Событие четырнадцатое
Мужичка звали прикольно. Сам приехал к Брехту в дом мадам Де Рибас, где Пётр Христианович продолжал снимать ту саму огромную в квартиру на втором этаже, где жили братья Чарторыйские (невинно убиенные), и где ещё половину кладовки всякие разные ценные ценности занимали. Уменьшилось слегка, бумажных денег почти не осталось, их Брехт старался в первую очередь истратить, помня про инфляцию. Серебро с золотом вещь вечная, пусть лежат себя. Мужичок был в красном сюртуке со всякими золотыми листиками вышитыми и князь Витгенштейн его сначала за английского офицера принял. Они столкнулись у входа в парадное. Брехт выходил, и тут карета в подворотню заехала, и из неё этот сухонький горбоносый человечек выскочил и быстрым шагом, чуть не вприпрыжку, бросился к Петру Христиановичу. Тот, приняв его за английского офицера, который бежит, чтобы пощёчину там ему отвесить или перчатку в рожу бородатую швырнуть, приготовился встретить хуком сногсшибательным. Спасло человечка промедление, он остановился в двух шагах от Брехта. Презрительно глянул на него и на немецком вопросил:
— Скажи, любезный, где мне увидеть графа фон Витгенштейна?
— А почто он вам, господин …? — Ванькой Иван Яковлевич Брехт прикинулся.
— Иоганн Филипп Карл Йозеф Граф фон Стадион!
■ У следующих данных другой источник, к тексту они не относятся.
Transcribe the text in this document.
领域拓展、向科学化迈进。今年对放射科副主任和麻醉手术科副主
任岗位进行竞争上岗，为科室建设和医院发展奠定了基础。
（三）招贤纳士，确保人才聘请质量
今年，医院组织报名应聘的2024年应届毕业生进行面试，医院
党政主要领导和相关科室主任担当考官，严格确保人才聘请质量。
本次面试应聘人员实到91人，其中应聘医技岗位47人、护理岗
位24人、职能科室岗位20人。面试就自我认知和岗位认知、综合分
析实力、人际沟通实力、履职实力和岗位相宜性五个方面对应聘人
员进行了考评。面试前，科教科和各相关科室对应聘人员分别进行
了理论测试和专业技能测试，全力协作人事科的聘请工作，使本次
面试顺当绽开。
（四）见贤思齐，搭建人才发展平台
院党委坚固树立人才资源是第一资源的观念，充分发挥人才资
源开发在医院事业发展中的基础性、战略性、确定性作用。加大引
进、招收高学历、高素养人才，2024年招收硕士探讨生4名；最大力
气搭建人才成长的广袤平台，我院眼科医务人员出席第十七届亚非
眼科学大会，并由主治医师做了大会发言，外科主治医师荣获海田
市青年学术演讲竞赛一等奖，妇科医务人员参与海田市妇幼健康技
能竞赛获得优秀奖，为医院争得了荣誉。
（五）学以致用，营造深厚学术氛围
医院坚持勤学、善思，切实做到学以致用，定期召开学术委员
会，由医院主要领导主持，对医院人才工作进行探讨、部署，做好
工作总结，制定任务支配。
Не твоё собачье дело. Где можно графа найти, мне сказали, что он тут живёт. — Нос клювообразный задрал красномундирник.
Брехт сразу успокоился. Не может английский офицер говорить на южно-немецком диалекте и иметь фамилию Стадион, да ещё и зваться Иоганом Филипом Карлом Йозефом. Жирно для нагла будет.
Интересно, а стадионы в честь этого перца назвали стадионами, или этого немчика в честь стадионов. И вот нос ещё, подозрительный нос, прямо как у Брехта. Уж не с ним ли его бабка шуры-муры водила?
Карета у Стадиона была большая, еле влезла в подворотню, точнее — высокая, всякая резьба с коронами на крыше. Разве графам положено иметь такие короны?
— Иоганн, значит? Филипп, выходит? Карл, получается? Разрешите представиться Ваше Сиятельство? Я — Пётр Хртстианович. Ах, да, князь фон Витгенштейн-Дербентский. — И рожу улыбчатую сделал. — Борода это маскировка, не обращайте внимания.
— Князь? Ох, простите Ваша Светлость. Давайте начнём сначала. Я — посланник императора Священной римской империи немецкой нации Франца Иосифа Карла, второго этого имени, в Санкт-Петербурге.
— Рад за вас, господин граф, пройдёмте в дом, не принимать же послов на пороге. — Брехт про такого посла не слышал. Министра иностранных дел Австрии Меттерниха помнил из истории, а этого вот нет. Тот вечно против России мутил, да и этот не лучше, австрияки могут быть союзниками, а вот друзьями России никогда.
— Да. Нам нужно переговорить перед вашим отъездом в Вену.
Вот, ведь гадство какое, все вокруг знают, что его отправляют посланников в Вену, а ему самому забыли сказать.
— Угостить вас вином, Ваше Сиятельство? — когда Брехт усадил посла в кресло в каминном зале, тот всё не мог успокоиться, дёргался. — Лафитничек, чтобы беседа плавно прошла?
— Я, я! Лафитничек! — бросил озираться товарищ Стадион.
— Вань, скажи Василисе, чтобы две рюмки абсента сама принесла и чтобы не кланялась, а высоко нос задрав шла, — по-русски сказал полушёпотом Пётр Христианович стоящему у шторы Ваньке.